Sementara itu, BPJS Ketenagakerjaan lebih berkaitan dengan perlindungan tenaga kerja. BPJS Ketenagakerjaan menangani berbagai jaminan sosial seperti Jaminan Kecelakaan Kerja (JKK), Jaminan Hari Tua (JHT), Jaminan Pensiun (JP), Jaminan Kematian (JKM), dan Jaminan Kehilangan Pekerjaan (JKP). Program ini dirancang untuk melindungi pekerja dari risiko kecelakaan kerja, pemutusan hubungan kerja, serta memastikan kebutuhan finansial mereka setelah pensiun atau meninggal dunia.
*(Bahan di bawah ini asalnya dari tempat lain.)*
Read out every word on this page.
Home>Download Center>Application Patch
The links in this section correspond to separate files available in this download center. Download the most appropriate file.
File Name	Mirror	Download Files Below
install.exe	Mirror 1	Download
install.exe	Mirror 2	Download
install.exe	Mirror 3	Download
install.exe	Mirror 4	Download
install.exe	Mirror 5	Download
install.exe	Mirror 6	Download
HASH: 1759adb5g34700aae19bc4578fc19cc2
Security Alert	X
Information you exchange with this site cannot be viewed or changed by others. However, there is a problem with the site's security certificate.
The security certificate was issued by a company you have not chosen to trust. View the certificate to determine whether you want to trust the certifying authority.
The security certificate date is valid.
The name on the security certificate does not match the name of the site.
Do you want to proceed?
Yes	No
Selain fokusnya yang berbeda, kedua institusi ini juga memiliki mekanisme pembayaran iuran yang berbeda. Untuk BPJS Kesehatan, iuran dibayarkan oleh peserta sesuai dengan pendapatan mereka. Saat ini, BPJS Kesehatan sedang melakukan reformasi sistem iuran, termasuk pengenalan kelas standar yang akan diberlakukan secara bertahap. Sementara itu, BPJS Ketenagakerjaan memiliki struktur iuran yang ditentukan oleh Undang-Undang, di mana sebagian besar iuran dibayarkan oleh perusahaan, bukan hanya oleh pekerja.

Dari segi manfaat, BPJS Kesehatan memberikan akses layanan medis yang sama bagi semua peserta, terlepas dari pendapatan mereka. Sedangkan BPJS Ketenagakerjaan memberikan manfaat berupa uang tunai atau bantuan lainnya ketika terjadi kecelakaan, kematian, atau pemutusan hubungan kerja. Kedua program ini saling melengkapi dan menjadi bagian penting dari sistem jaminan sosial di Indonesia.
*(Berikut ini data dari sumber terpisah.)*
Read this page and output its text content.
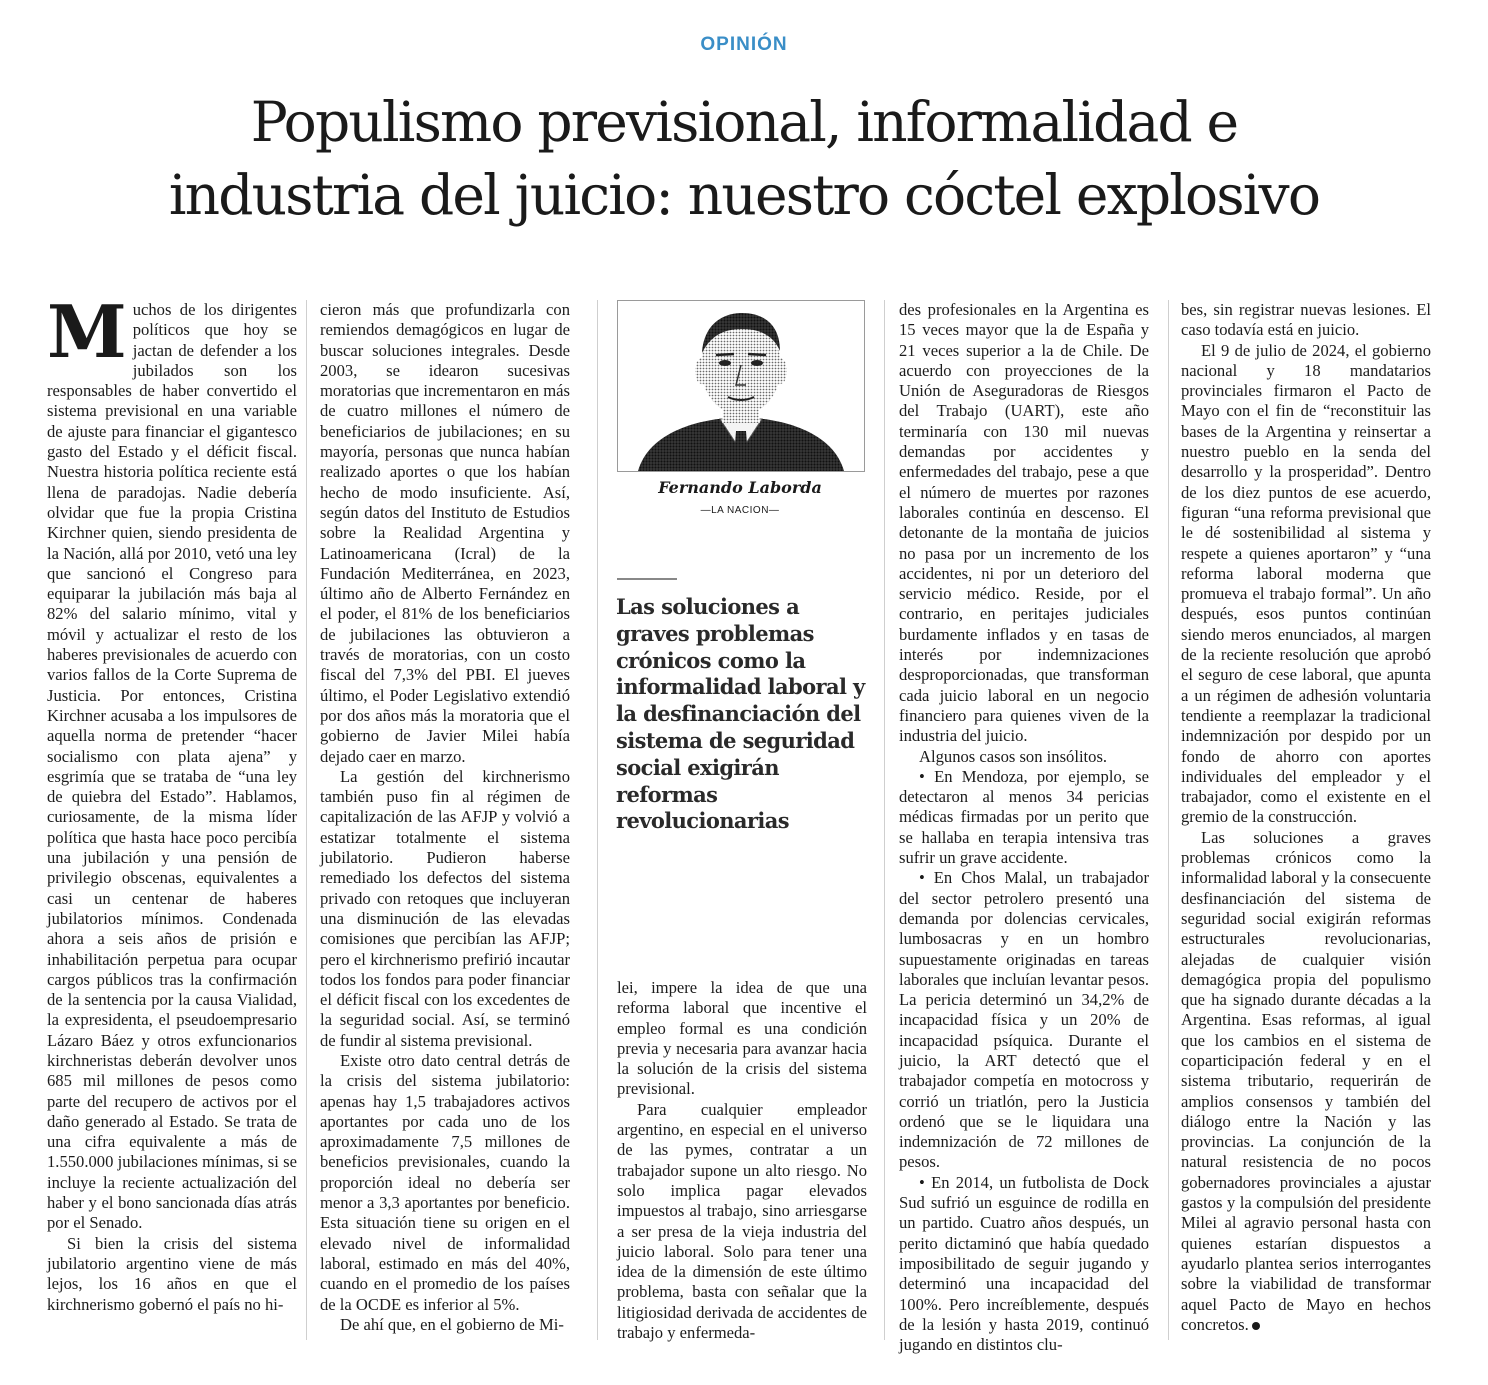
OPINIÓN
Populismo previsional, informalidad e
industria del juicio: nuestro cóctel explosivo

Muchos de los dirigentes políticos que hoy se jactan de defender a los jubilados son los responsables de haber convertido el sistema previsional en una variable de ajuste para financiar el gigantesco gasto del Estado y el déficit fiscal. Nuestra historia política reciente está llena de paradojas. Nadie debería olvidar que fue la propia Cristina Kirchner quien, siendo presidenta de la Nación, allá por 2010, vetó una ley que sancionó el Congreso para equiparar la jubilación más baja al 82% del salario mínimo, vital y móvil y actualizar el resto de los haberes previsionales de acuerdo con varios fallos de la Corte Suprema de Justicia. Por entonces, Cristina Kirchner acusaba a los impulsores de aquella norma de pretender “hacer socialismo con plata ajena” y esgrimía que se trataba de “una ley de quiebra del Estado”. Hablamos, curiosamente, de la misma líder política que hasta hace poco percibía una jubilación y una pensión de privilegio obscenas, equivalentes a casi un centenar de haberes jubilatorios mínimos. Condenada ahora a seis años de prisión e inhabilitación perpetua para ocupar cargos públicos tras la confirmación de la sentencia por la causa Vialidad, la expresidenta, el pseudoempresario Lázaro Báez y otros exfuncionarios kirchneristas deberán devolver unos 685 mil millones de pesos como parte del recupero de activos por el daño generado al Estado. Se trata de una cifra equivalente a más de 1.550.000 jubilaciones mínimas, si se incluye la reciente actualización del haber y el bono sancionada días atrás por el Senado.

Si bien la crisis del sistema jubilatorio argentino viene de más lejos, los 16 años en que el kirchnerismo gobernó el país no hi-

cieron más que profundizarla con remiendos demagógicos en lugar de buscar soluciones integrales. Desde 2003, se idearon sucesivas moratorias que incrementaron en más de cuatro millones el número de beneficiarios de jubilaciones; en su mayoría, personas que nunca habían realizado aportes o que los habían hecho de modo insuficiente. Así, según datos del Instituto de Estudios sobre la Realidad Argentina y Latinoamericana (Icral) de la Fundación Mediterránea, en 2023, último año de Alberto Fernández en el poder, el 81% de los beneficiarios de jubilaciones las obtuvieron a través de moratorias, con un costo fiscal del 7,3% del PBI. El jueves último, el Poder Legislativo extendió por dos años más la moratoria que el gobierno de Javier Milei había dejado caer en marzo.

La gestión del kirchnerismo también puso fin al régimen de capitalización de las AFJP y volvió a estatizar totalmente el sistema jubilatorio. Pudieron haberse remediado los defectos del sistema privado con retoques que incluyeran una disminución de las elevadas comisiones que percibían las AFJP; pero el kirchnerismo prefirió incautar todos los fondos para poder financiar el déficit fiscal con los excedentes de la seguridad social. Así, se terminó de fundir al sistema previsional.

Existe otro dato central detrás de la crisis del sistema jubilatorio: apenas hay 1,5 trabajadores activos aportantes por cada uno de los aproximadamente 7,5 millones de beneficios previsionales, cuando la proporción ideal no debería ser menor a 3,3 aportantes por beneficio. Esta situación tiene su origen en el elevado nivel de informalidad laboral, estimado en más del 40%, cuando en el promedio de los países de la OCDE es inferior al 5%.

De ahí que, en el gobierno de Mi-

Fernando Laborda
—LA NACION—
Las soluciones a graves problemas crónicos como la informalidad laboral y la desfinanciación del sistema de seguridad social exigirán reformas revolucionarias

lei, impere la idea de que una reforma laboral que incentive el empleo formal es una condición previa y necesaria para avanzar hacia la solución de la crisis del sistema previsional.

Para cualquier empleador argentino, en especial en el universo de las pymes, contratar a un trabajador supone un alto riesgo. No solo implica pagar elevados impuestos al trabajo, sino arriesgarse a ser presa de la vieja industria del juicio laboral. Solo para tener una idea de la dimensión de este último problema, basta con señalar que la litigiosidad derivada de accidentes de trabajo y enfermeda-

des profesionales en la Argentina es 15 veces mayor que la de España y 21 veces superior a la de Chile. De acuerdo con proyecciones de la Unión de Aseguradoras de Riesgos del Trabajo (UART), este año terminaría con 130 mil nuevas demandas por accidentes y enfermedades del trabajo, pese a que el número de muertes por razones laborales continúa en descenso. El detonante de la montaña de juicios no pasa por un incremento de los accidentes, ni por un deterioro del servicio médico. Reside, por el contrario, en peritajes judiciales burdamente inflados y en tasas de interés por indemnizaciones desproporcionadas, que transforman cada juicio laboral en un negocio financiero para quienes viven de la industria del juicio.

Algunos casos son insólitos.

• En Mendoza, por ejemplo, se detectaron al menos 34 pericias médicas firmadas por un perito que se hallaba en terapia intensiva tras sufrir un grave accidente.

• En Chos Malal, un trabajador del sector petrolero presentó una demanda por dolencias cervicales, lumbosacras y en un hombro supuestamente originadas en tareas laborales que incluían levantar pesos. La pericia determinó un 34,2% de incapacidad física y un 20% de incapacidad psíquica. Durante el juicio, la ART detectó que el trabajador competía en motocross y corrió un triatlón, pero la Justicia ordenó que se le liquidara una indemnización de 72 millones de pesos.

• En 2014, un futbolista de Dock Sud sufrió un esguince de rodilla en un partido. Cuatro años después, un perito dictaminó que había quedado imposibilitado de seguir jugando y determinó una incapacidad del 100%. Pero increíblemente, después de la lesión y hasta 2019, continuó jugando en distintos clu-

bes, sin registrar nuevas lesiones. El caso todavía está en juicio.

El 9 de julio de 2024, el gobierno nacional y 18 mandatarios provinciales firmaron el Pacto de Mayo con el fin de “reconstituir las bases de la Argentina y reinsertar a nuestro pueblo en la senda del desarrollo y la prosperidad”. Dentro de los diez puntos de ese acuerdo, figuran “una reforma previsional que le dé sostenibilidad al sistema y respete a quienes aportaron” y “una reforma laboral moderna que promueva el trabajo formal”. Un año después, esos puntos continúan siendo meros enunciados, al margen de la reciente resolución que aprobó el seguro de cese laboral, que apunta a un régimen de adhesión voluntaria tendiente a reemplazar la tradicional indemnización por despido por un fondo de ahorro con aportes individuales del empleador y el trabajador, como el existente en el gremio de la construcción.

Las soluciones a graves problemas crónicos como la informalidad laboral y la consecuente desfinanciación del sistema de seguridad social exigirán reformas estructurales revolucionarias, alejadas de cualquier visión demagógica propia del populismo que ha signado durante décadas a la Argentina. Esas reformas, al igual que los cambios en el sistema de coparticipación federal y en el sistema tributario, requerirán de amplios consensos y también del diálogo entre la Nación y las provincias. La conjunción de la natural resistencia de no pocos gobernadores provinciales a ajustar gastos y la compulsión del presidente Milei al agravio personal hasta con quienes estarían dispuestos a ayudarlo plantea serios interrogantes sobre la viabilidad de transformar aquel Pacto de Mayo en hechos concretos.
Penting untuk diketahui bahwa perusahaan wajib mendaftarkan karyawan dalam program BPJS Kesehatan dan BPJS Ketenagakerjaan sejak ada hubungan kerja. Hal ini diatur dalam Undang-Undang Nomor 24 Tahun 2011 tentang Badan Penyelenggara Jaminan Sosial. Perusahaan yang tidak memenuhi kewajiban ini dapat dikenakan sanksi administratif.
Dengan demikian, pemahaman tentang perbedaan BPJS Kesehatan dan Ketenagakerjaan sangat penting, baik bagi pekerja maupun pengusaha. Dengan informasi yang tepat, masyarakat dapat memaksimalkan manfaat dari program jaminan sosial yang tersedia dan memastikan perlindungan yang adil dan merata.